March 28, 2024

Sapiensdigital

Sapiens Digital

Astronaut Urine Filter Could Soon Provide Drinking Water on Earth

Drinking water is a precious resource in space that must be transported from Earth. That’s why astronauts aboard the International Space Station (ISS) use incredibly advanced filtration technology to recycle sweat and even their own urine for drinking water.

Now, Aquaporin, the company that designed NASA’s wastewater recovery system, aims to use its technology down on Earth, CNN reports. The company hopes its technology will improve access to drinking water worldwide.

RELATED: NASA IMPROVES ISS LIFE SUPPORT SYSTEM THAT TURNS PEE INTO DRINKING WATER

The ISS urine filter

Aquaporin claims that the same technology used to help astronauts drink clean water has the capability to clean other types of wastewater. In doing so, it could create entirely new drinkable water supplies in countries affected by water shortages.

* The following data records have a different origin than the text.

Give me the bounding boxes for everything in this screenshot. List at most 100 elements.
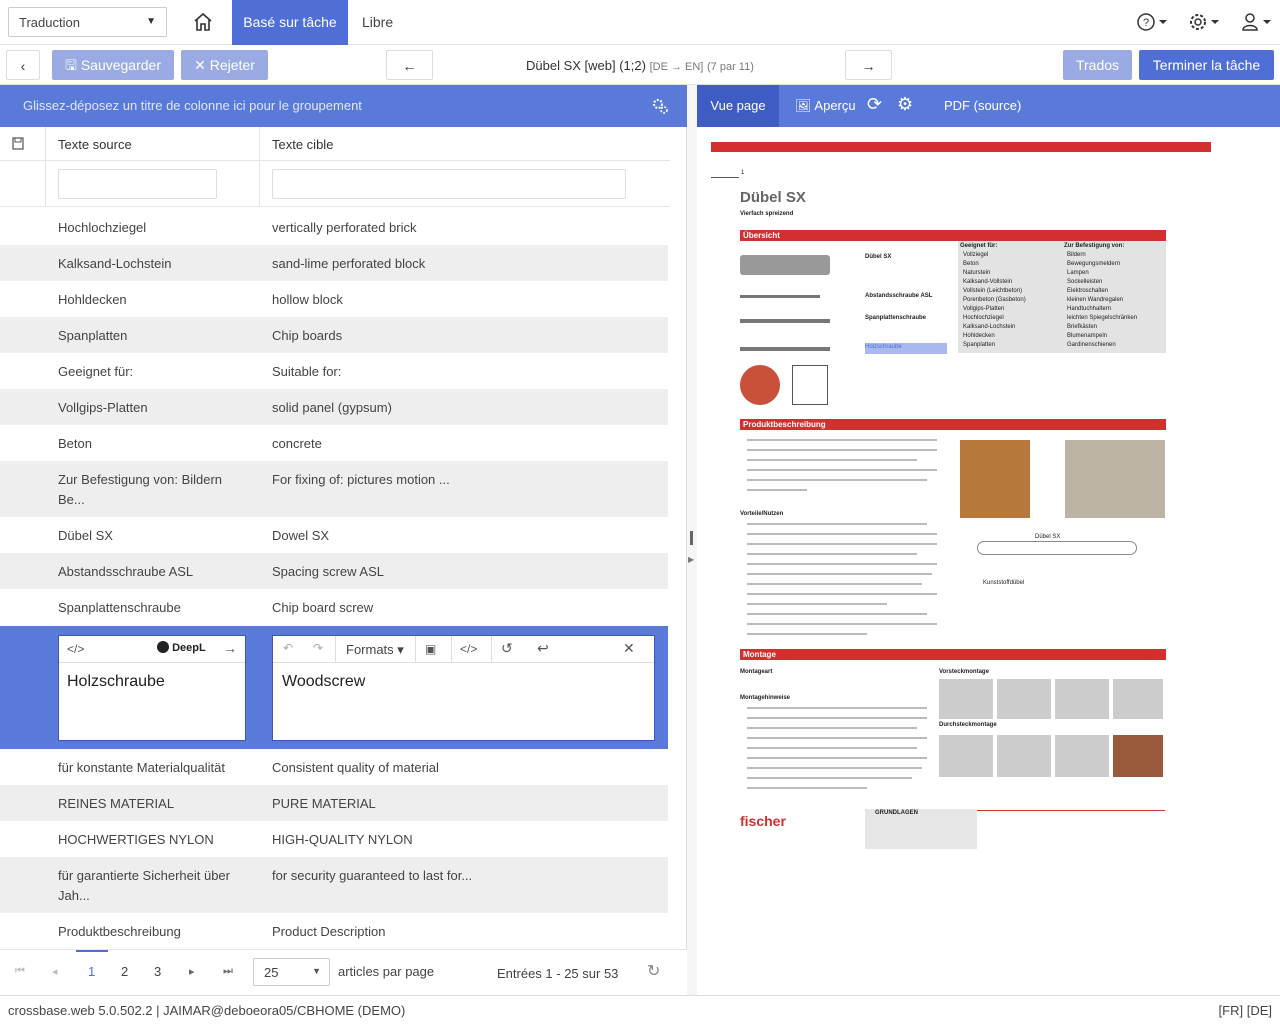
code-icon[interactable]: </> (460, 642, 477, 656)
table-row[interactable]: Hohldecken hollow block (0, 281, 668, 317)
table-row[interactable]: Abstandsschraube ASL Spacing screw ASL (0, 553, 668, 589)
preview-tabs: Vue page 🖼 Aperçu ⟳ ⚙ PDF (source) (697, 85, 1280, 127)
table-row[interactable]: Zur Befestigung von: Bildern Be... For fi… (0, 461, 668, 517)
refresh-icon[interactable]: ⟳ (867, 94, 882, 115)
page-2-button[interactable]: 2 (121, 964, 128, 979)
trados-button[interactable]: Trados (1063, 50, 1132, 80)
source-filter-input[interactable] (58, 169, 217, 199)
copy-source-icon[interactable]: ▣ (425, 642, 436, 656)
page-size-select[interactable]: 25 ▼ (253, 958, 330, 986)
undo-icon[interactable]: ↶ (283, 641, 293, 655)
table-row[interactable]: HOCHWERTIGES NYLON HIGH-QUALITY NYLON (0, 821, 668, 857)
table-row[interactable]: Dübel SX Dowel SX (0, 517, 668, 553)
pdf-list-item: Briefkästen (1067, 324, 1098, 330)
pdf-certification-image (792, 365, 828, 405)
reject-button[interactable]: ✕ Rejeter (181, 50, 268, 80)
column-divider (259, 127, 260, 160)
pdf-section-description: Produktbeschreibung (740, 419, 1166, 430)
deepl-button[interactable]: DeepL (157, 641, 206, 654)
user-icon[interactable] (1240, 11, 1274, 33)
page-1-button[interactable]: 1 (88, 964, 95, 979)
revert-icon[interactable]: ↺ (501, 640, 513, 657)
target-cell: Suitable for: (272, 364, 342, 379)
table-row[interactable]: für konstante Materialqualität Consistent… (0, 749, 668, 785)
column-header-target[interactable]: Texte cible (272, 137, 333, 152)
pager: ⏮ ◂ 1 2 3 ▸ ⏭ 25 ▼ articles par page Ent… (0, 949, 687, 995)
previous-doc-button[interactable]: ← (386, 50, 433, 80)
tab-preview[interactable]: 🖼 Aperçu (795, 98, 856, 114)
code-icon[interactable]: </> (67, 642, 84, 656)
table-row[interactable]: Vollgips-Platten solid panel (gypsum) (0, 389, 668, 425)
save-column-icon (12, 137, 24, 153)
gear-icon[interactable]: ⚙ (897, 94, 913, 115)
close-icon[interactable]: ✕ (623, 640, 635, 657)
mode-select[interactable]: Traduction ▼ (8, 7, 167, 37)
table-row[interactable]: Spanplatten Chip boards (0, 317, 668, 353)
table-row[interactable]: Hochlochziegel vertically perforated bric… (0, 209, 668, 245)
pdf-brick-image (960, 440, 1030, 518)
pdf-text-line (747, 583, 922, 585)
target-editor: ↶ ↷ Formats ▾ ▣ </> ↺ ↩ ✕ Woodscrew (272, 635, 655, 741)
target-cell: solid panel (gypsum) (272, 400, 392, 415)
settings-icon[interactable] (1188, 11, 1222, 33)
target-cell: Spacing screw ASL (272, 564, 385, 579)
table-row[interactable]: Geeignet für: Suitable for: (0, 353, 668, 389)
reply-icon[interactable]: ↩ (537, 640, 549, 657)
toolbar-divider (451, 636, 452, 663)
finish-task-button[interactable]: Terminer la tâche (1139, 50, 1274, 80)
doc-title-text: Dübel SX [web] (1;2) (526, 58, 646, 73)
target-cell: vertically perforated brick (272, 220, 417, 235)
next-page-icon[interactable]: ▸ (189, 965, 195, 978)
group-by-bar[interactable]: Glissez-déposez un titre de colonne ici … (0, 85, 687, 127)
tab-page-view[interactable]: Vue page (697, 85, 779, 127)
table-row[interactable]: für garantierte Sicherheit über Jah... fo… (0, 857, 668, 913)
pdf-list-item: Handtuchhaltern (1067, 306, 1112, 312)
table-row[interactable]: Produktbeschreibung Product Description (0, 913, 668, 949)
table-row[interactable]: Spanplattenschraube Chip board screw (0, 589, 668, 625)
chevron-down-icon: ▼ (146, 16, 156, 27)
redo-icon[interactable]: ↷ (313, 641, 323, 655)
pdf-label-asl: Abstandsschraube ASL (865, 293, 933, 299)
back-button[interactable]: ‹ (6, 50, 40, 80)
tab-task-based[interactable]: Basé sur tâche (232, 0, 348, 45)
pdf-page: 1 Dübel SX Vierfach spreizend Übersicht … (697, 127, 1280, 995)
pdf-list-item: Beton (963, 261, 979, 267)
help-icon[interactable]: ? (1136, 11, 1170, 33)
tab-free[interactable]: Libre (362, 0, 393, 45)
prev-page-icon[interactable]: ◂ (52, 965, 58, 978)
last-page-icon[interactable]: ⏭ (223, 965, 233, 978)
source-cell: Beton (58, 436, 92, 451)
tab-pdf-source[interactable]: PDF (source) (944, 98, 1021, 113)
column-divider (45, 161, 46, 206)
table-row[interactable]: Beton concrete (0, 425, 668, 461)
pdf-label-dubel: Dübel SX (865, 254, 892, 260)
language-info: [FR] [DE] (1218, 1003, 1272, 1018)
next-doc-button[interactable]: → (845, 50, 892, 80)
column-header-source[interactable]: Texte source (58, 137, 132, 152)
source-cell: Zur Befestigung von: Bildern Be... (58, 472, 223, 507)
editing-row: </> DeepL → Holzschraube ↶ ↷ Formats ▾ ▣ (0, 626, 668, 749)
doc-lang: [DE → EN] (649, 61, 704, 73)
target-text-input[interactable]: Woodscrew (282, 673, 365, 691)
target-filter-input[interactable] (272, 169, 626, 199)
arrow-right-icon[interactable]: → (223, 640, 237, 656)
page-3-button[interactable]: 3 (154, 964, 161, 979)
target-cell: Chip board screw (272, 600, 374, 615)
source-cell: Spanplatten (58, 328, 128, 343)
save-button[interactable]: 🖫 Sauvegarder (52, 50, 174, 80)
pdf-montage-image (1113, 735, 1163, 777)
pdf-list-item: Spanplatten (963, 342, 996, 348)
pdf-label-holz-highlighted: Holzschraube (865, 343, 947, 354)
pdf-list-item: Bewegungsmeldern (1067, 261, 1121, 267)
formats-dropdown[interactable]: Formats ▾ (346, 642, 404, 658)
pane-splitter[interactable]: ▶ (687, 85, 697, 995)
pdf-montagehinweise: Montagehinweise (740, 695, 791, 701)
table-row[interactable]: Kalksand-Lochstein sand-lime perforated b… (0, 245, 668, 281)
first-page-icon[interactable]: ⏮ (15, 965, 25, 978)
refresh-icon[interactable]: ↻ (647, 961, 660, 981)
table-row[interactable]: REINES MATERIAL PURE MATERIAL (0, 785, 668, 821)
home-icon[interactable] (192, 12, 214, 32)
image-icon: 🖼 (795, 98, 812, 113)
save-label: Sauvegarder (80, 57, 161, 73)
source-cell: Produktbeschreibung (58, 924, 181, 939)
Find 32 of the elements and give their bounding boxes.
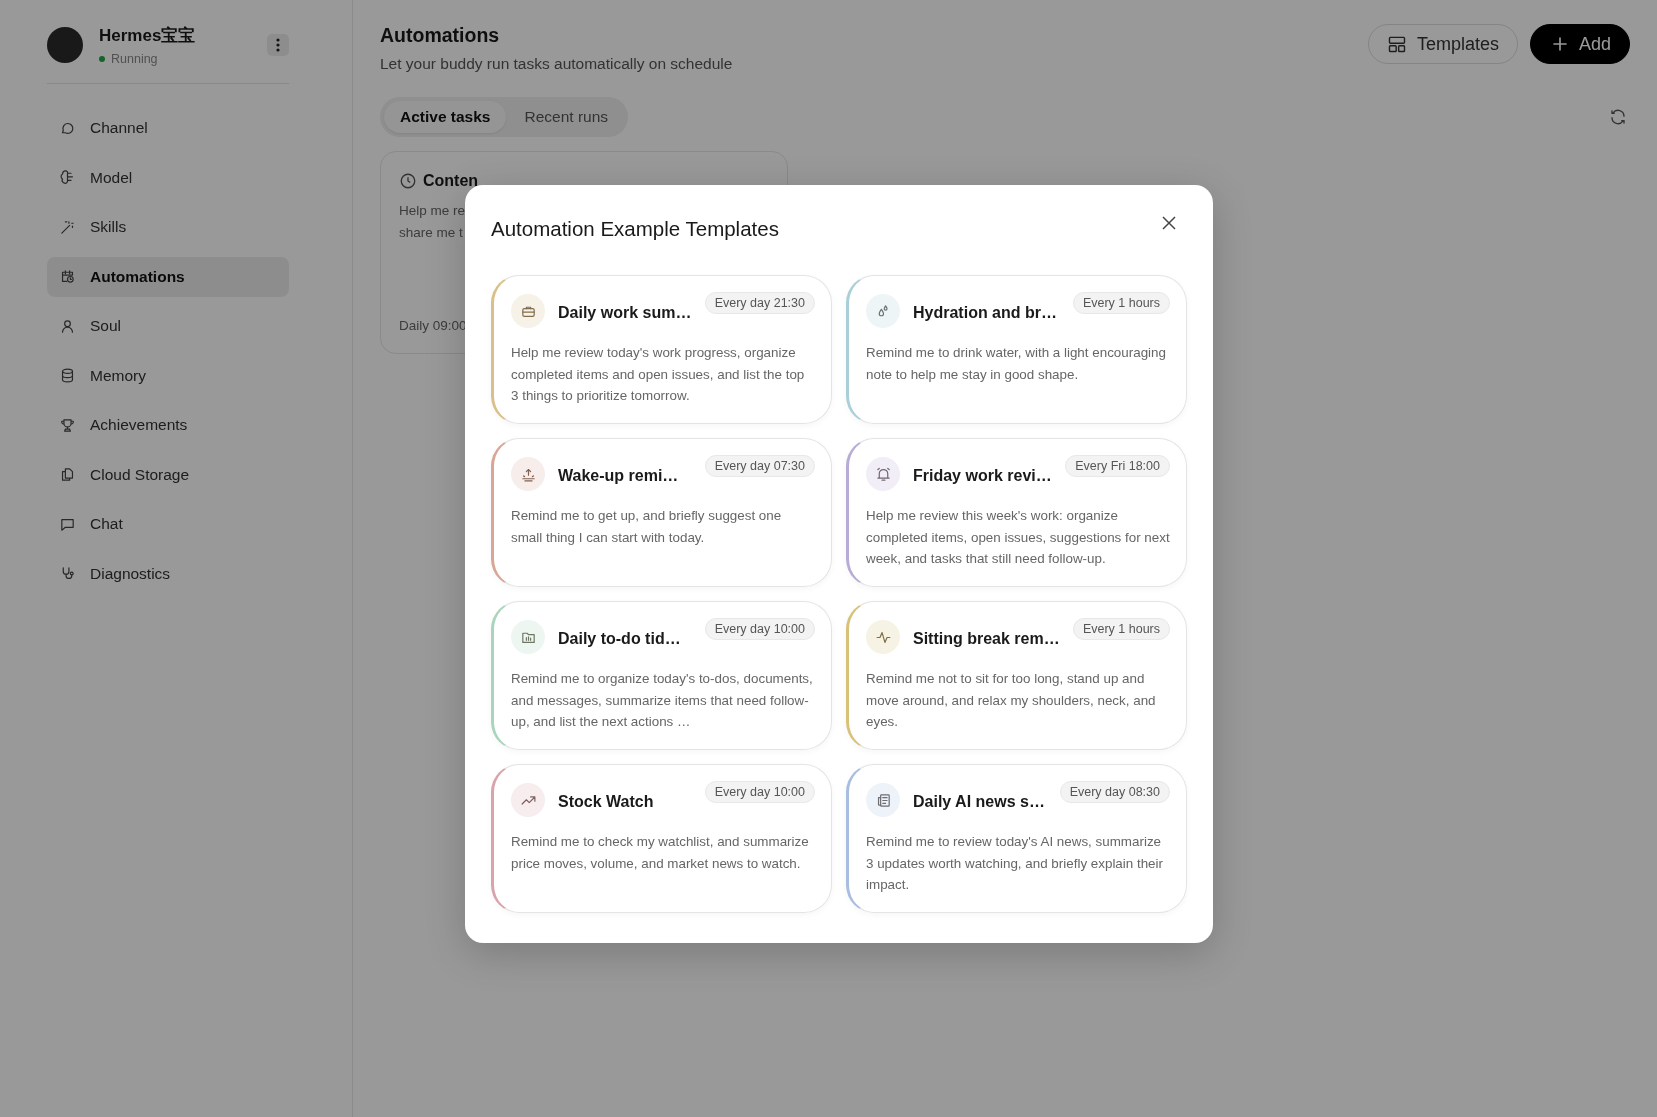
schedule-badge: Every day 08:30 [1059, 781, 1170, 803]
template-description: Remind me to get up, and briefly suggest one small thing I can start with today. [511, 507, 783, 547]
template-title: Daily AI news s… [913, 793, 1046, 811]
template-description: Remind me to organize today's to-dos, documents, and messages, summarize items that need follow-up, and list the next actions … [511, 670, 814, 731]
task-description: Help me re [399, 202, 466, 220]
schedule-badge: Every 1 hours [1072, 292, 1170, 314]
page-subtitle: Let your buddy run tasks automatically on schedule [380, 55, 733, 73]
page-title: Automations [380, 24, 501, 47]
dialog-title: Automation Example Templates [491, 217, 779, 241]
template-title: Daily to-do tid… [558, 630, 682, 648]
template-title: Friday work revi… [913, 467, 1053, 485]
template-description: Help me review today's work progress, organize completed items and open issues, and list the top 3 things to prioritize tomorrow. [511, 344, 806, 405]
template-title: Stock Watch [558, 793, 655, 811]
schedule-badge: Every 1 hours [1072, 618, 1170, 640]
template-description: Help me review this week's work: organize completed items, open issues, suggestions for next week, and tasks that still need follow-up. [866, 507, 1170, 568]
schedule-badge: Every day 07:30 [704, 455, 815, 477]
schedule-badge: Every day 10:00 [704, 781, 815, 803]
template-title: Hydration and br… [913, 304, 1058, 322]
template-title: Sitting break rem… [913, 630, 1061, 648]
task-description: share me t [399, 224, 463, 242]
template-description: Remind me not to sit for too long, stand up and move around, and relax my shoulders, neck, and eyes. [866, 670, 1157, 731]
schedule-badge: Every Fri 18:00 [1065, 455, 1170, 477]
profile-name: Hermes宝宝 [99, 25, 197, 47]
template-description: Remind me to drink water, with a light encouraging note to help me stay in good shape. [866, 344, 1167, 384]
task-title: Conten [423, 172, 479, 190]
template-description: Remind me to review today's AI news, summarize 3 updates worth watching, and briefly explain their impact. [866, 833, 1164, 894]
schedule-badge: Every day 10:00 [704, 618, 815, 640]
template-description: Remind me to check my watchlist, and summarize price moves, volume, and market news to watch. [511, 833, 810, 873]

As Futurism writes, the technology works similarly to the way our kidneys filter contaminants out of fluids: wastewater flows through proteins called aquaporins that stop everything but the water from passing through.

“It has an enormous potential,” Dines Thornberg, innovation manager at BIOFOS, Denmark’s largest state-owned wastewater facility, told CNN. “I think the Aquaporin system could lead the way in actually creating clean, affordable drinking water from wastewater in the future. I am really optimistic that we can meet the challenges of water scarcity in many parts of the world with technologies like this.”

Space technology trickling down to Earth

According to CNN, approximately 2 billion people don’t have access to clean drinking water. Auqaporin’s system could be used to remove pollution, contaminants, and even plastics from water supplies to make them drinkable.

With NASA aiming to land the next man and first woman on the Moon by 2024 and planning to take the first humans to Mars in the 2030s, Aquaporin’s system will indeed help astronauts reach further into space than ever before. As is often the case, space’s most important technologies eventually find their way back down to Earth.